Farah.ID
Farah.ID

Bertemu Pimpinan MPR, Pemda Papua Minta Seluruh Pasal UU Otsus Papua Direvisi

LAPORAN: AHMAD KIFLAN WAKIK
  • Jumat, 11 Juni 2021, 00:13 WIB
Bertemu Pimpinan MPR, Pemda Papua Minta Seluruh Pasal UU Otsus Papua Direvisi
Pertemuan Pemda Papua saat temui Pimpinan MPR/RMOL
Pemerintah Provinsi Papua berharap revisi UU 21/2001 tentang Otonomi Khusus bagi Provinsi Papua dapat dilakukan secara cermat dan menyangkut segala persoalan untuk memajukan Bumi Cendrawasih.

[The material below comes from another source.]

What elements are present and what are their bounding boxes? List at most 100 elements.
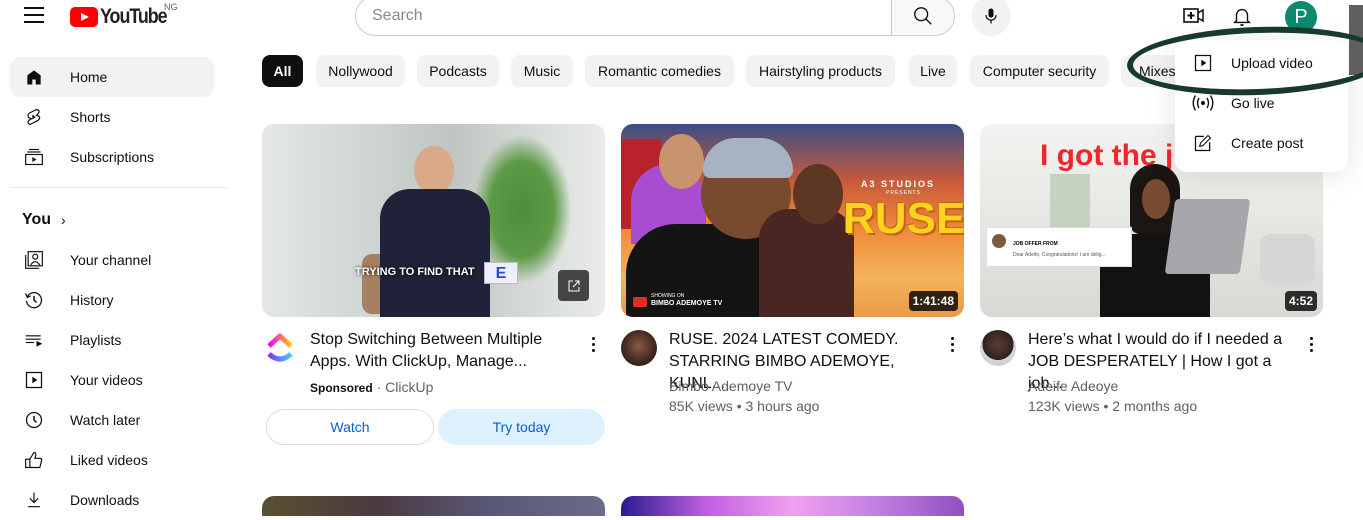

Begitu dikatakan Asisten II Sekretaris Daedah Provinsi Papua, Mohammad Musaad dalam audiensi bersama Pimpinan MPR RI dan Pimpinan for Papua MPR RI di Ruang GBHN, Komplek Parlemen, Senayan, Jakarta, Kamis (10/6).

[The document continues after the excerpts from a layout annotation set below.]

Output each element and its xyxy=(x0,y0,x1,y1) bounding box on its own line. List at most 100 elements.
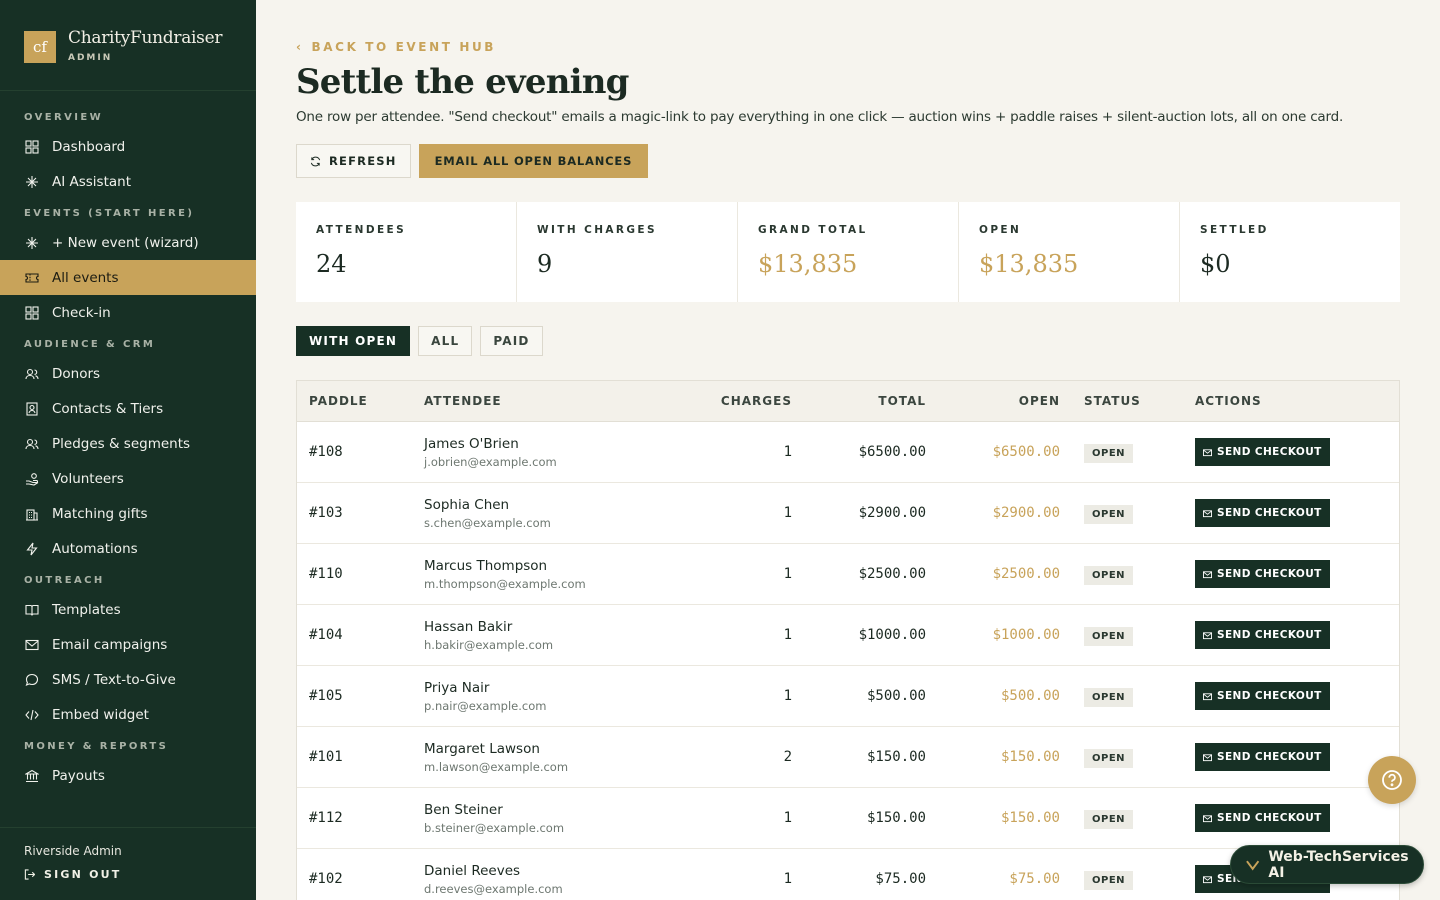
sidebar-item-label: Check-in xyxy=(52,304,111,321)
attendee-name: James O'Brien xyxy=(424,435,519,452)
send-checkout-button[interactable]: SEND CHECKOUT xyxy=(1195,499,1330,527)
sidebar-nav: OVERVIEW Dashboard AI Assistant EVENTS (STA… xyxy=(0,91,256,793)
sidebar-item-email-campaigns[interactable]: Email campaigns xyxy=(0,627,256,662)
table-row: #108 James O'Brien j.obrien@example.com … xyxy=(297,422,1399,483)
attendee-name: Hassan Bakir xyxy=(424,618,513,635)
sidebar-item-label: + New event (wizard) xyxy=(52,234,199,251)
sidebar-item-label: All events xyxy=(52,269,119,286)
sidebar-item-label: Automations xyxy=(52,540,138,557)
sidebar: cf CharityFundraiser ADMIN OVERVIEW Dashb… xyxy=(0,0,256,900)
hand-icon xyxy=(24,471,40,487)
back-to-event-hub-link[interactable]: ‹ BACK TO EVENT HUB xyxy=(296,40,496,54)
stat-label: ATTENDEES xyxy=(316,224,407,236)
nav-section-title: EVENTS (START HERE) xyxy=(24,207,195,219)
help-button[interactable] xyxy=(1368,756,1416,804)
paddle-number: #104 xyxy=(309,627,343,643)
sidebar-item-check-in[interactable]: Check-in xyxy=(0,295,256,330)
sidebar-item-sms-text-to-give[interactable]: SMS / Text-to-Give xyxy=(0,662,256,697)
sign-out-button[interactable]: SIGN OUT xyxy=(24,868,232,881)
status-badge: OPEN xyxy=(1084,810,1134,829)
send-checkout-button[interactable]: SEND CHECKOUT xyxy=(1195,743,1330,771)
open-amount: $500.00 xyxy=(1000,688,1060,704)
total-amount: $2900.00 xyxy=(858,505,926,521)
actions-cell: SEND CHECKOUT xyxy=(1195,682,1399,710)
stat-value: 24 xyxy=(316,250,347,278)
status-cell: OPEN xyxy=(1060,624,1195,646)
sidebar-item-ai-assistant[interactable]: AI Assistant xyxy=(0,164,256,199)
sidebar-item-all-events[interactable]: All events xyxy=(0,260,256,295)
stat-label: WITH CHARGES xyxy=(537,224,657,236)
refresh-button[interactable]: REFRESH xyxy=(296,144,411,178)
mail-icon xyxy=(1203,753,1212,761)
open-amount: $150.00 xyxy=(1000,749,1060,765)
charges-count: 1 xyxy=(783,505,792,521)
attendee-email: p.nair@example.com xyxy=(424,698,547,713)
sidebar-item-label: Payouts xyxy=(52,767,105,784)
paddle-number: #103 xyxy=(309,505,343,521)
back-link-label: BACK TO EVENT HUB xyxy=(311,40,497,54)
column-header-open: OPEN xyxy=(1018,394,1060,408)
stat-value: $13,835 xyxy=(979,250,1079,278)
chevron-left-icon: ‹ xyxy=(296,40,304,54)
charges-count: 1 xyxy=(783,871,792,887)
sidebar-item-pledges-segments[interactable]: Pledges & segments xyxy=(0,426,256,461)
send-checkout-button[interactable]: SEND CHECKOUT xyxy=(1195,560,1330,588)
attendee-email: b.steiner@example.com xyxy=(424,820,565,835)
sidebar-item-new-event-wizard[interactable]: + New event (wizard) xyxy=(0,225,256,260)
send-checkout-button[interactable]: SEND CHECKOUT xyxy=(1195,438,1330,466)
chat-widget-label: Web-TechServices AI xyxy=(1268,848,1409,881)
open-amount: $150.00 xyxy=(1000,810,1060,826)
filter-tab-paid[interactable]: PAID xyxy=(480,326,543,356)
send-checkout-button[interactable]: SEND CHECKOUT xyxy=(1195,682,1330,710)
send-checkout-label: SEND CHECKOUT xyxy=(1217,568,1322,580)
filter-tab-with-open[interactable]: WITH OPEN xyxy=(296,326,411,356)
stat-label: GRAND TOTAL xyxy=(758,224,868,236)
ticket-icon xyxy=(24,270,40,286)
page-subtitle: One row per attendee. "Send checkout" em… xyxy=(296,109,1344,125)
total-amount: $2500.00 xyxy=(858,566,926,582)
attendee-cell: Margaret Lawson m.lawson@example.com xyxy=(412,741,647,774)
mail-icon xyxy=(1203,631,1212,639)
table-body: #108 James O'Brien j.obrien@example.com … xyxy=(297,422,1399,900)
sidebar-item-matching-gifts[interactable]: Matching gifts xyxy=(0,496,256,531)
charges-count: 1 xyxy=(783,627,792,643)
filter-tab-all[interactable]: ALL xyxy=(418,326,473,356)
sidebar-item-label: Templates xyxy=(52,601,121,618)
sidebar-item-automations[interactable]: Automations xyxy=(0,531,256,566)
sidebar-item-donors[interactable]: Donors xyxy=(0,356,256,391)
sidebar-item-dashboard[interactable]: Dashboard xyxy=(0,129,256,164)
page-title: Settle the evening xyxy=(296,62,629,102)
send-checkout-button[interactable]: SEND CHECKOUT xyxy=(1195,621,1330,649)
sidebar-item-label: Volunteers xyxy=(52,470,124,487)
column-header-status: STATUS xyxy=(1084,394,1141,408)
attendee-name: Priya Nair xyxy=(424,679,490,696)
status-badge: OPEN xyxy=(1084,505,1134,524)
attendee-email: h.bakir@example.com xyxy=(424,637,554,652)
column-header-actions: ACTIONS xyxy=(1195,394,1262,408)
sidebar-item-label: Donors xyxy=(52,365,101,382)
nav-section-title: MONEY & REPORTS xyxy=(24,740,169,752)
sidebar-item-embed-widget[interactable]: Embed widget xyxy=(0,697,256,732)
status-cell: OPEN xyxy=(1060,807,1195,829)
send-checkout-label: SEND CHECKOUT xyxy=(1217,507,1322,519)
refresh-icon xyxy=(310,156,321,166)
actions-cell: SEND CHECKOUT xyxy=(1195,438,1399,466)
table-row: #105 Priya Nair p.nair@example.com 1 $50… xyxy=(297,666,1399,727)
status-badge: OPEN xyxy=(1084,444,1134,463)
column-header-total: TOTAL xyxy=(878,394,926,408)
email-all-open-balances-button[interactable]: EMAIL ALL OPEN BALANCES xyxy=(418,144,649,178)
sidebar-item-templates[interactable]: Templates xyxy=(0,592,256,627)
send-checkout-button[interactable]: SEND CHECKOUT xyxy=(1195,804,1330,832)
stat-label: OPEN xyxy=(979,224,1022,236)
mail-icon xyxy=(1203,692,1212,700)
sidebar-item-payouts[interactable]: Payouts xyxy=(0,758,256,793)
ai-chat-widget-button[interactable]: Web-TechServices AI xyxy=(1230,845,1424,884)
stat-card: ATTENDEES 24 xyxy=(296,202,517,302)
sidebar-item-contacts-tiers[interactable]: Contacts & Tiers xyxy=(0,391,256,426)
attendee-cell: Ben Steiner b.steiner@example.com xyxy=(412,802,647,835)
send-checkout-label: SEND CHECKOUT xyxy=(1217,629,1322,641)
total-amount: $150.00 xyxy=(866,810,926,826)
open-amount: $2500.00 xyxy=(992,566,1060,582)
table-row: #104 Hassan Bakir h.bakir@example.com 1 … xyxy=(297,605,1399,666)
sidebar-item-volunteers[interactable]: Volunteers xyxy=(0,461,256,496)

"Kenapa kami ke MPR karena UU Otsus itu adalah perintah Tap MPR 4/1999 dan Tap MPR 4/2000, jadi ada dua Tap MPR yang memerintahkan dibuat UU Otsus," ujar Musaad.

Dalam pertemuan itu, Musaad memaparkan alasan mengapa revisi UU Otsus Papua memang mendesak untuk segera diselesaikan. Salah satunya, adalah kesesuaian dengan kondisi kekinian.

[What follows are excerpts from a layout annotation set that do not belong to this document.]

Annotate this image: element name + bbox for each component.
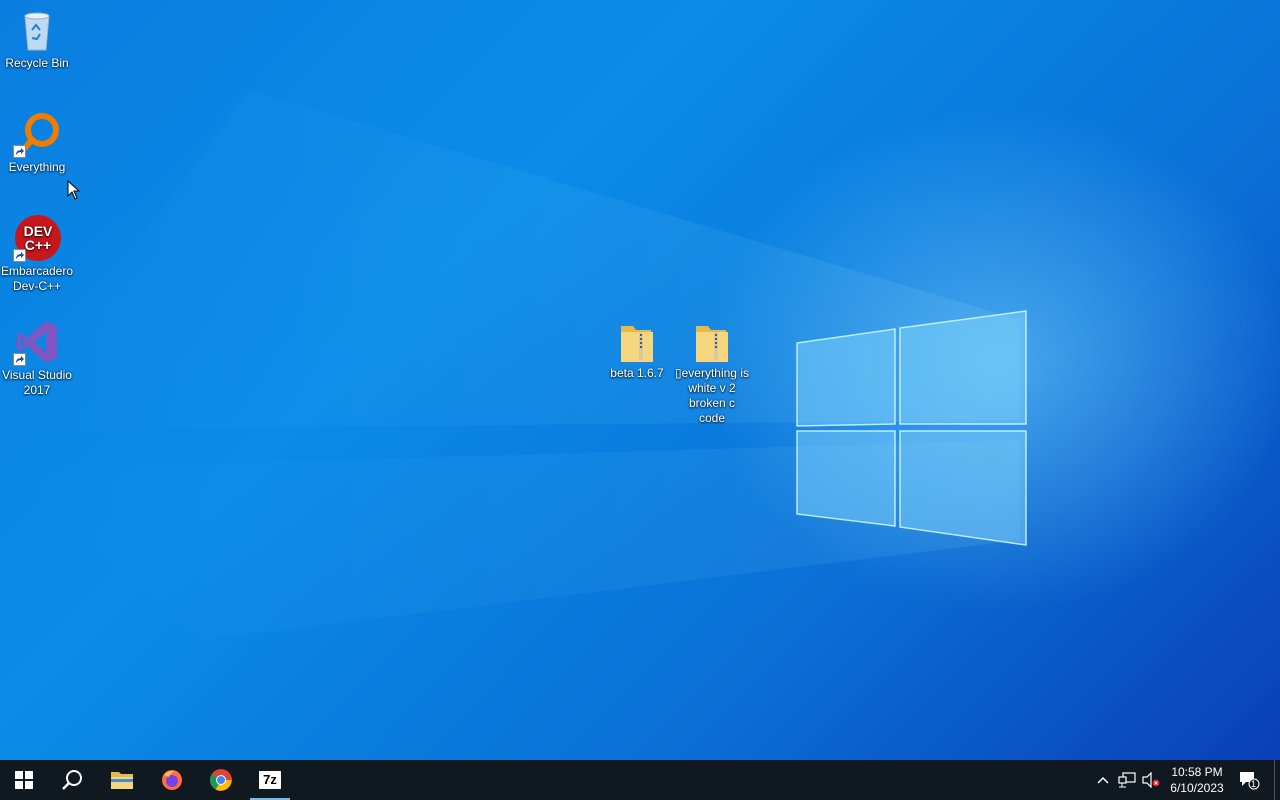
clock-time: 10:58 PM <box>1171 765 1223 779</box>
everything-magnifier-icon <box>13 110 61 158</box>
start-button[interactable] <box>0 760 48 800</box>
everything-desktop-icon[interactable]: Everything <box>0 110 74 175</box>
notification-count-badge: 1 <box>1251 779 1257 789</box>
beta-folder-desktop-icon[interactable]: beta 1.6.7 <box>600 322 674 381</box>
show-hidden-icons-button[interactable] <box>1092 760 1114 800</box>
7zip-icon: 7z <box>259 771 281 789</box>
action-center-button[interactable]: 1 <box>1234 760 1264 800</box>
visual-studio-label: Visual Studio 2017 <box>2 368 72 397</box>
search-icon <box>62 770 82 790</box>
firefox-icon <box>162 770 182 790</box>
recycle-bin-label: Recycle Bin <box>5 56 69 70</box>
devcpp-label: Embarcadero Dev-C++ <box>0 264 74 293</box>
beta-folder-label: beta 1.6.7 <box>610 366 664 380</box>
everything-white-folder-label: ▯everything is white v 2 broken c code <box>675 366 749 425</box>
volume-tray-button[interactable] <box>1140 760 1162 800</box>
shortcut-arrow-icon <box>13 249 26 262</box>
show-desktop-button[interactable] <box>1274 760 1280 800</box>
network-icon <box>1118 772 1136 788</box>
clock-button[interactable]: 10:58 PM 6/10/2023 <box>1166 760 1228 800</box>
firefox-button[interactable] <box>148 760 196 800</box>
7zip-button[interactable]: 7z <box>246 760 294 800</box>
desktop-background[interactable]: Recycle Bin Everything DEV C++ Embarcade… <box>0 0 1280 760</box>
mouse-cursor-icon <box>67 180 81 200</box>
everything-label: Everything <box>8 160 66 174</box>
visual-studio-icon <box>13 318 61 366</box>
7zip-icon-label: 7z <box>263 772 277 787</box>
devcpp-desktop-icon[interactable]: DEV C++ Embarcadero Dev-C++ <box>0 214 74 294</box>
file-explorer-button[interactable] <box>98 760 146 800</box>
search-button[interactable] <box>48 760 96 800</box>
windows-start-icon <box>15 771 33 789</box>
recycle-bin-desktop-icon[interactable]: Recycle Bin <box>0 6 74 71</box>
recycle-bin-icon <box>13 6 61 54</box>
svg-text:C++: C++ <box>25 237 51 253</box>
volume-muted-icon <box>1142 772 1160 788</box>
shortcut-arrow-icon <box>13 145 26 158</box>
visual-studio-desktop-icon[interactable]: Visual Studio 2017 <box>0 318 74 398</box>
file-explorer-icon <box>111 772 133 789</box>
chevron-up-icon <box>1097 776 1109 784</box>
chrome-button[interactable] <box>197 760 245 800</box>
devcpp-logo-icon: DEV C++ <box>13 214 61 262</box>
shortcut-arrow-icon <box>13 353 26 366</box>
chrome-icon <box>210 769 232 791</box>
notification-icon <box>1240 772 1260 790</box>
everything-white-folder-desktop-icon[interactable]: ▯everything is white v 2 broken c code <box>675 322 749 426</box>
clock-date: 6/10/2023 <box>1170 781 1224 795</box>
zip-folder-icon <box>692 322 732 364</box>
taskbar: 7z 10:58 PM 6/10/2023 1 <box>0 760 1280 800</box>
network-tray-button[interactable] <box>1116 760 1138 800</box>
zip-folder-icon <box>617 322 657 364</box>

"Intinya sejak tahun 2014 pemerintah Provinsi Papua sudah mengusulkan perubahan UU Otsus, jadi kita memberikan apresiasi keinginan untuk melakukan perubahan UU Otsus. Karena UU itu tidak sesuai lagi dengan dinamika perkembangan sosial politik di Papua," terangnya.

Ketua Majelis Rakyat Papua Timotius Murib kepada Wakil Ketua MPR RI Syarif Hasan yang hadir dalam langsung dalam forum tersebut, menyampaikan bahwa perjalanan revisi UU Otsus Papua berjalan tidak sesuai harapan.

Salah satunya, hanya dua pasal yang diprosws untuk direvisi. Padahal, UU Otsus Papua terdiri dari 79 pasal.

"Hari ini perubahan itu hanya dua pasal dari 79 pasal. Dua pasal itu hanya pasal 34 tentang dana alokasi umum (DAU) dan pasal 76 terkait pemekaran," cetusnya.

Timotius menegaskan, masyarakat Papua mengingatkan bahwa revisi perlu dilakukan pada semua pasal.

Selain menjadi permintaan masyarakat, revisi pada keseluruhan UU Otsus Papua juga disampaikan Presiden Joko Widodo.

"Menurut rakyat Papua, semua pasal itu perlu dievaluasi sesuai dengan arahan Pak Presiden pada 11 Februari 2020, bahwa evaluasi UU Otsus Papua harus dilakukan secara menyeluruh. Tapi yang terjadi hanya dua pasal," sesalnya.

Selain itu, dia memprotes proses revisi UU Otsus Papua yang tidak melibatkan Majelis Rakyat Papua dan Dewan Perwakilan Rakyat Paoua. Padahal, Pasal 77 UU Otsus Papua disebutkan revisi berdasarkan usulan rakyat Papua melalui MRP dan DPRP.

"Sehingga MRP mempertanyakan mekanisme yang sedang dilakukan hari ini menurut MRP melanggar konstitusi kita," tandasnya.

Menyikapi masukan tersebut, Ketua MPR for Papua Yorris Raweyai menyampaikan pihaknya bakal meneruskan aspirasi tersebut ke pihak terkait.

Yorris berharap, masukan yang disampaikan MRP dan DPRP didengar pengambil kebijakan.

"MPR adalah bagaimana bisa memfasilitasi untuk aspirasi ini bisa didengar oleh presiden secara langsung," kata Yorris.

Turut hadir, Anggota for Papua MPR RI sekaligus anggota Komisi X DPR RI Robert Kardinal dan Rico Sia.

Hadir pula Sekretaris Daerah Provinsi Papua Dance Yulian Flassy, Ketua DPR Papua Jhony Banua Rouw.